Tell us about Heaven Lake.
It is a beautiful snow-fed mountain lake in a small range of mountains in the middle of the desert. You’re baking in the heat, have to buy a cap for yourself, and as you go higher and higher, you visit Heaven Lake – and actually freeze.

The foreword to the book was written “in white heat” three days after the Tiananmen Square massacre.
In some sense, I am not really qualified to speak about the state of affairs. I have followed it with interest, but I haven’t been back. No one has ever said that the dreadful massacre was wrong. Even now, at a time when the government has created such a prosperous economy, there’s such a strong journalistic hand – and a brutal hand – upon people who want to exercise free speech. Any alternative power centre or centre of allegiance has been crushed with an iron hand. I don’t know where it will lead! Chinese history is perhaps more brutal, and there is a more humanist tradition that goes through it, than in any other country. Even at times when people are in despair, like during the Cultural Revolution, when they had to betray their families, they took refuge in their great poets. They see long continuity, and it helps them get through terrible times.

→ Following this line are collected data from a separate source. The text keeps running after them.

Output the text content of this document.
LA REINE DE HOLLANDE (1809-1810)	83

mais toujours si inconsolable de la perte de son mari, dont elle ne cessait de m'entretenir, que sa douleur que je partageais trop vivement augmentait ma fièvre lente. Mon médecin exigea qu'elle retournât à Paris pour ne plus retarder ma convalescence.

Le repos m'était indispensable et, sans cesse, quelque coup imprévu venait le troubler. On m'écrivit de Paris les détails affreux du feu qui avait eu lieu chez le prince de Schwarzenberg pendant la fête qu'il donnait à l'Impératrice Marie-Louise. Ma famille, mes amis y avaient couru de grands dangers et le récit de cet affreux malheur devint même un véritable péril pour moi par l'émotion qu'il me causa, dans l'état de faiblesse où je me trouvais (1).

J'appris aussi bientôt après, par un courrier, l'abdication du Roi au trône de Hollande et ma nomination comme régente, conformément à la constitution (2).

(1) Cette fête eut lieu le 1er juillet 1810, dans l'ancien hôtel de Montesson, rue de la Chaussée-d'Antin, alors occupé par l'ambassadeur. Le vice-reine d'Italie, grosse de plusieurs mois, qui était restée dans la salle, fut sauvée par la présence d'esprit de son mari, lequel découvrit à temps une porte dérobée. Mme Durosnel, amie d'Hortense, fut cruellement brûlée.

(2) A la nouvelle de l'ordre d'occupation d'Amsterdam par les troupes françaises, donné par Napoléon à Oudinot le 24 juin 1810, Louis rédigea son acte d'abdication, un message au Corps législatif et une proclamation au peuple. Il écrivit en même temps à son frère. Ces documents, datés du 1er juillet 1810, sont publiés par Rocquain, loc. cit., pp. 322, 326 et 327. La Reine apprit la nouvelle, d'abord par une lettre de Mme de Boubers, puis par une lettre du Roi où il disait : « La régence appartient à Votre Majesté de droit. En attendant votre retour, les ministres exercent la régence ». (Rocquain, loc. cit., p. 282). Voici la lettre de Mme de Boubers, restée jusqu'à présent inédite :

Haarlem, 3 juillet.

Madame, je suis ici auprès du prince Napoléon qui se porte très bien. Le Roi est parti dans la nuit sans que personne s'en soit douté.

Do you imagine having the freedom to say ‘I will stay a few extra days’ or to have an adventure like that again?
I am trying to enter a second childhood, by refusing to do anything. I rarely accept invitations and keep, as far as possible, a blank calendar. And it is not just so much a question of saying ‘I’ll stay here’, but it’s almost as much a question of ‘I am doing Chinese calligraphy, or painting,’ without having the obligation to go somewhere, or be somewhere. My friends now invite me on very short notice – if I’m not on the 13th line of a sonnet, then I’ll say, ‘sure’ – if they invite me with six weeks notice for a sit-down dinner, the answer is: ‘Don’t depend upon me.’

It has been two decades since you have revisited China….
It was 1982 when I left China after staying there for two years. In 1989 I went back, seeing that China, like the whole communist world, was opening up. Three days after returning from my visit, I read the newspaper and the headlines – the massacre of thousands of people on the square. Of people who wanted nothing more than a more open system. Sooner or later I will want to go back to China – it is very close to me and to my heart, in terms of the culture. Places change. India has changed a lot.